When to Spec an Encapsulated Bi-Pin Lamp

Encapsulated bi-pin lamps belong in fixtures where the fixture itself shapes the visual. Path lights, step lights, bollards, hardscape lights, and post lanterns all use bi-pin sockets because the job of the lamp is to fill the fixture evenly, not to throw a beam. NEI stocks the full series across both color temperatures and wattages:

The sealed encapsulation matters more than most contractors think. On irrigated properties, coastal installs, or fixtures that sit low in mulch and groundcover, moisture intrusion is the number one cause of premature lamp failure. An encapsulated design resists that intrusion and meaningfully reduces warranty calls over the life of the system. If the fixture is going to see water regularly, an encapsulated bi-pin is the long-term correct choice.

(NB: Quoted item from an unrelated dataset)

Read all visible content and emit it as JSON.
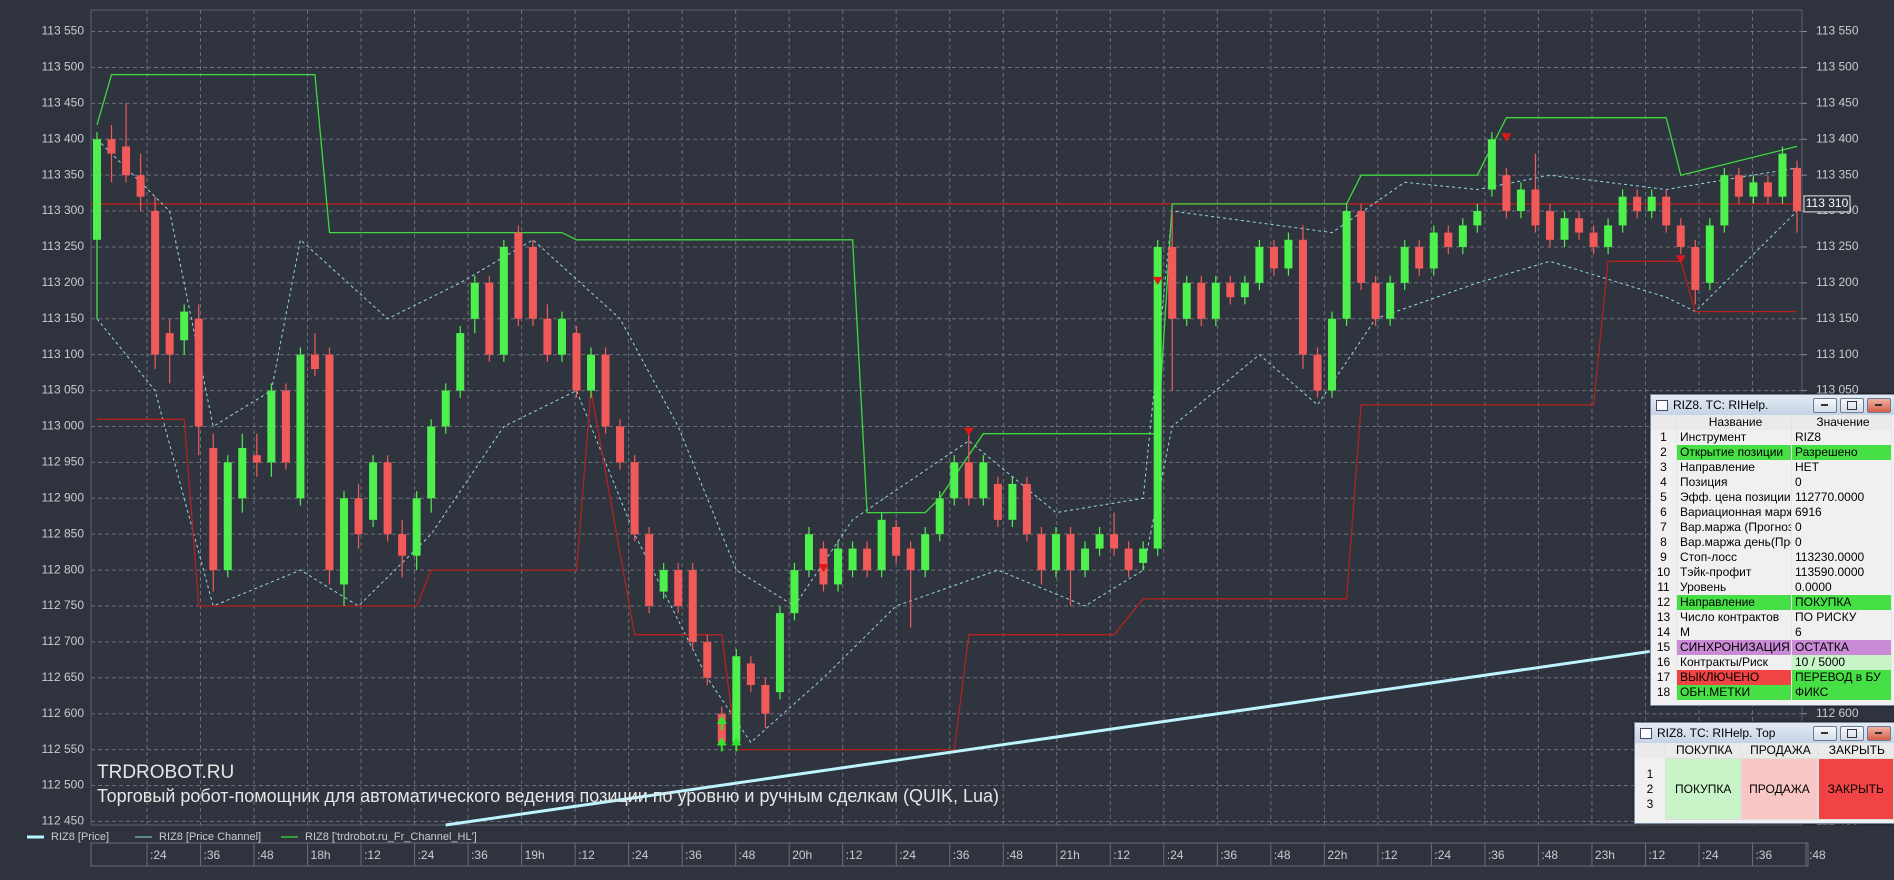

How to Choose Color Temperature

Color temperature is the same decision for both lamp types and should be driven by the architecture and the material palette of the site. 2700K reads warmer and pairs with traditional homes, historical properties, and landscapes where the client wants lighting that reads like incandescent. 3000K is cleaner and better suited to modern architecture, commercial properties, or sites where whites, grays, and cooler stone dominate the materials. Mixing color temperatures on a single job reads as inconsistent from the curb, so commit to one across the full install.

Stocking for Real Jobs

Most residential landscape installs lean heavily on bi-pin fixtures than MR16, because path lighting and hardscape fixtures typically make up the majority of the fixture count. MR16 lamps earn their place on the hero moments: the specimen tree uplights, the soffit washes, the architectural accents that actually sell the design to the homeowner during the walk-through. A well-stocked truck carries both color temperatures in both lamp types, plus both beam spreads for MR16.

Spec the lamps alongside the fixtures on every bid. Clients don’t shop for lamps, but they do notice when a system looks cohesive, and consistent lamp selection across a property is one of the details that pushes the finished job from acceptable to premium.